This is just a little idea I had. Strictly a proof of concept. Naturally, inspired by Silicon Valley
Most modern compression relies on a Dictionary Coder which relies on a continuously- updated "dictionary", its coding result is dependent on the history (all codes in the dictionary that is derived from the input data up to the current symbol), so it is not possible to jump into a certain location and start decoding, without first decoding all of the previous data.
This method only works on plain text files. It centers around the idea that spaces are the important feature that will be present in almost every file of text. Spaces separate words, so if we can tell where the spaces/word boundaries are while in zipped format, we can begin to decode the words around them.
I use a standard Huffman compression algorithm. My implementation does not add any unnecessary complexity to the algorithm, but it was done for a homework assignment before I understood any OO best practices. I will clean it up eventually, but until then bear with me.
A Huffman coding tree is created without regard for spaces, they are ignored at first. Then, with the tree generated from all non-space characters, we start the fun.
Since the implementation considers spaces to be the important feature, I wanted to create a sequence so that if seen even in binary, it could only be a space. I chose to use the sequence of all 0's. The game became: Find the maximum number of 0's that can be generated by any two characters next to each other. In order for a space to be unique, it will have to be one greater than that number. I then made the assumption that the maximum 0 sequence will be come character followed by the character encoded by all 0's, the bottom left value on the Huffman tree.

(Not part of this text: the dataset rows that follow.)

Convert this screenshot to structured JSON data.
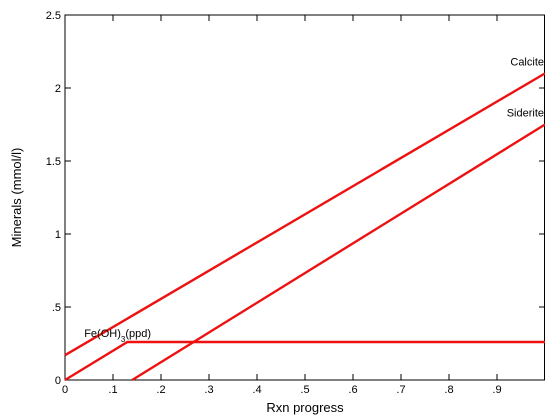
{
  "chart_data": {
    "type": "line",
    "xlabel": "Rxn progress",
    "ylabel": "Minerals (mmol/l)",
    "xlim": [
      0,
      1
    ],
    "ylim": [
      0,
      2.5
    ],
    "xticks": [
      0,
      0.1,
      0.2,
      0.3,
      0.4,
      0.5,
      0.6,
      0.7,
      0.8,
      0.9
    ],
    "xtick_labels": [
      "0",
      ".1",
      ".2",
      ".3",
      ".4",
      ".5",
      ".6",
      ".7",
      ".8",
      ".9"
    ],
    "yticks": [
      0,
      0.5,
      1,
      1.5,
      2,
      2.5
    ],
    "ytick_labels": [
      "0",
      ".5",
      "1",
      "1.5",
      "2",
      "2.5"
    ],
    "grid": false,
    "series_color": "#ee1111",
    "series": [
      {
        "name": "Calcite",
        "x": [
          0,
          1
        ],
        "y": [
          0.17,
          2.1
        ]
      },
      {
        "name": "Siderite",
        "x": [
          0.14,
          1
        ],
        "y": [
          0.0,
          1.75
        ]
      },
      {
        "name": "Fe(OH)3(ppd)",
        "x": [
          0,
          0.13,
          1
        ],
        "y": [
          0.0,
          0.26,
          0.26
        ]
      }
    ],
    "labels": [
      {
        "series": 0,
        "text": "Calcite"
      },
      {
        "series": 1,
        "text": "Siderite"
      },
      {
        "series": 2,
        "text_main": "Fe(OH)",
        "text_sub": "3",
        "text_tail": "(ppd)"
      }
    ]
  }
}
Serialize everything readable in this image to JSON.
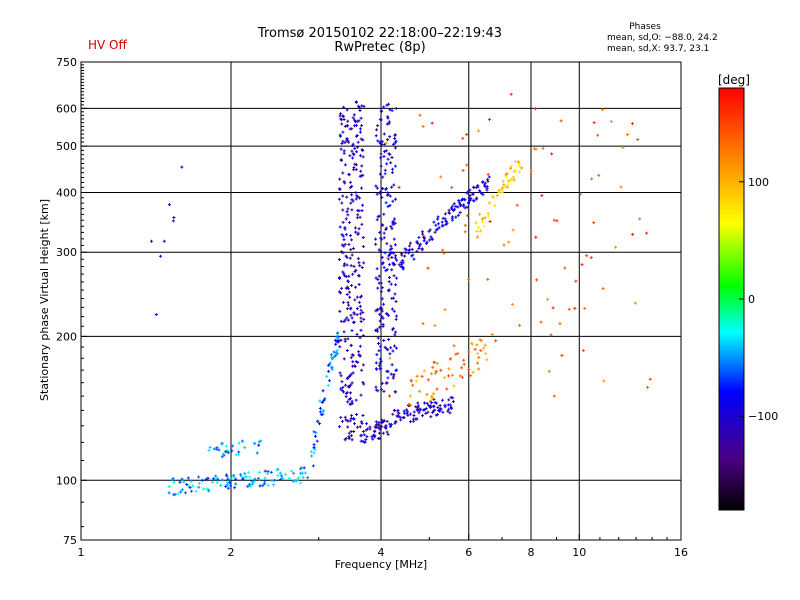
{
  "header": {
    "hv_status": "HV Off",
    "title_line1": "Tromsø 20150102 22:18:00–22:19:43",
    "title_line2": "RwPretec (8p)",
    "phases_title": "Phases",
    "phase_o": "mean, sd,O: −88.0, 24.2",
    "phase_x": "mean, sd,X:  93.7, 23.1"
  },
  "colorbar": {
    "label": "[deg]",
    "ticks": [
      "100",
      "0",
      "−100"
    ]
  },
  "chart_data": {
    "type": "scatter",
    "title": "Tromsø 20150102 22:18:00–22:19:43",
    "subtitle": "RwPretec (8p)",
    "xlabel": "Frequency [MHz]",
    "ylabel": "Stationary phase Virtual Height [km]",
    "x_scale": "log",
    "y_scale": "log",
    "xlim": [
      1,
      16
    ],
    "ylim": [
      75,
      750
    ],
    "x_ticks": [
      1,
      2,
      4,
      6,
      8,
      10,
      16
    ],
    "y_ticks": [
      75,
      100,
      200,
      300,
      400,
      500,
      600,
      750
    ],
    "x_grid": [
      2,
      4,
      6,
      8,
      10
    ],
    "y_grid": [
      100,
      200,
      300,
      400,
      500,
      600
    ],
    "grid": true,
    "color_scale": {
      "label": "[deg]",
      "min": -180,
      "max": 180,
      "ticks": [
        100,
        0,
        -100
      ]
    },
    "series": [
      {
        "cluster": "o-trace-low",
        "f_start": 1.5,
        "f_end": 2.9,
        "h_start": 97,
        "h_end": 103,
        "spread": 4,
        "phase": -45,
        "count": 120
      },
      {
        "cluster": "o-trace-low-upper",
        "f_start": 1.8,
        "f_end": 2.3,
        "h_start": 115,
        "h_end": 118,
        "spread": 4,
        "phase": -50,
        "count": 30
      },
      {
        "cluster": "o-trace-rise",
        "f_start": 2.9,
        "f_end": 3.3,
        "h_start": 110,
        "h_end": 200,
        "spread": 10,
        "phase": -60,
        "count": 60
      },
      {
        "cluster": "o-column-3.5",
        "f_start": 3.3,
        "f_end": 3.7,
        "h_start": 120,
        "h_end": 620,
        "spread": 0,
        "phase": -110,
        "count": 320
      },
      {
        "cluster": "o-trace-4",
        "f_start": 3.7,
        "f_end": 4.2,
        "h_start": 125,
        "h_end": 130,
        "spread": 6,
        "phase": -110,
        "count": 50
      },
      {
        "cluster": "o-column-4",
        "f_start": 3.9,
        "f_end": 4.3,
        "h_start": 150,
        "h_end": 620,
        "spread": 0,
        "phase": -100,
        "count": 220
      },
      {
        "cluster": "o-trace-mid",
        "f_start": 4.2,
        "f_end": 5.6,
        "h_start": 135,
        "h_end": 145,
        "spread": 6,
        "phase": -105,
        "count": 90
      },
      {
        "cluster": "o-trace-F",
        "f_start": 4.2,
        "f_end": 6.6,
        "h_start": 270,
        "h_end": 420,
        "spread": 15,
        "phase": -100,
        "count": 140
      },
      {
        "cluster": "x-trace-mid",
        "f_start": 4.5,
        "f_end": 6.8,
        "h_start": 150,
        "h_end": 190,
        "spread": 15,
        "phase": 120,
        "count": 60
      },
      {
        "cluster": "x-trace-F",
        "f_start": 6.2,
        "f_end": 7.7,
        "h_start": 330,
        "h_end": 470,
        "spread": 20,
        "phase": 90,
        "count": 50
      },
      {
        "cluster": "scatter-high",
        "f_start": 4.0,
        "f_end": 14.0,
        "h_start": 150,
        "h_end": 650,
        "spread": 0,
        "phase": 140,
        "count": 90
      },
      {
        "cluster": "scatter-low-freq",
        "f_start": 1.3,
        "f_end": 1.6,
        "h_start": 210,
        "h_end": 460,
        "spread": 0,
        "phase": -100,
        "count": 8
      }
    ]
  }
}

In Search.java there is a concise algorithm to find the minimum unique 0 sequence for a space character. It involves concatenating the bit values for a character followed by the bit pattern of the character encoded by all 0's, then shifting bits and finding the maximum divisibility by a power of 2.
Once we have found the maximum coincidental sequence of 0's, the Huffman tree is modified to include the encoded space, appending a 1 to the character that was encoded by all 0's. The space is then places as far down the tree's left side as it needs to be.
With these modifications we can encode search queries and see if their bit patterns, relative to a space/word boundary, appear in the binary of the zip file.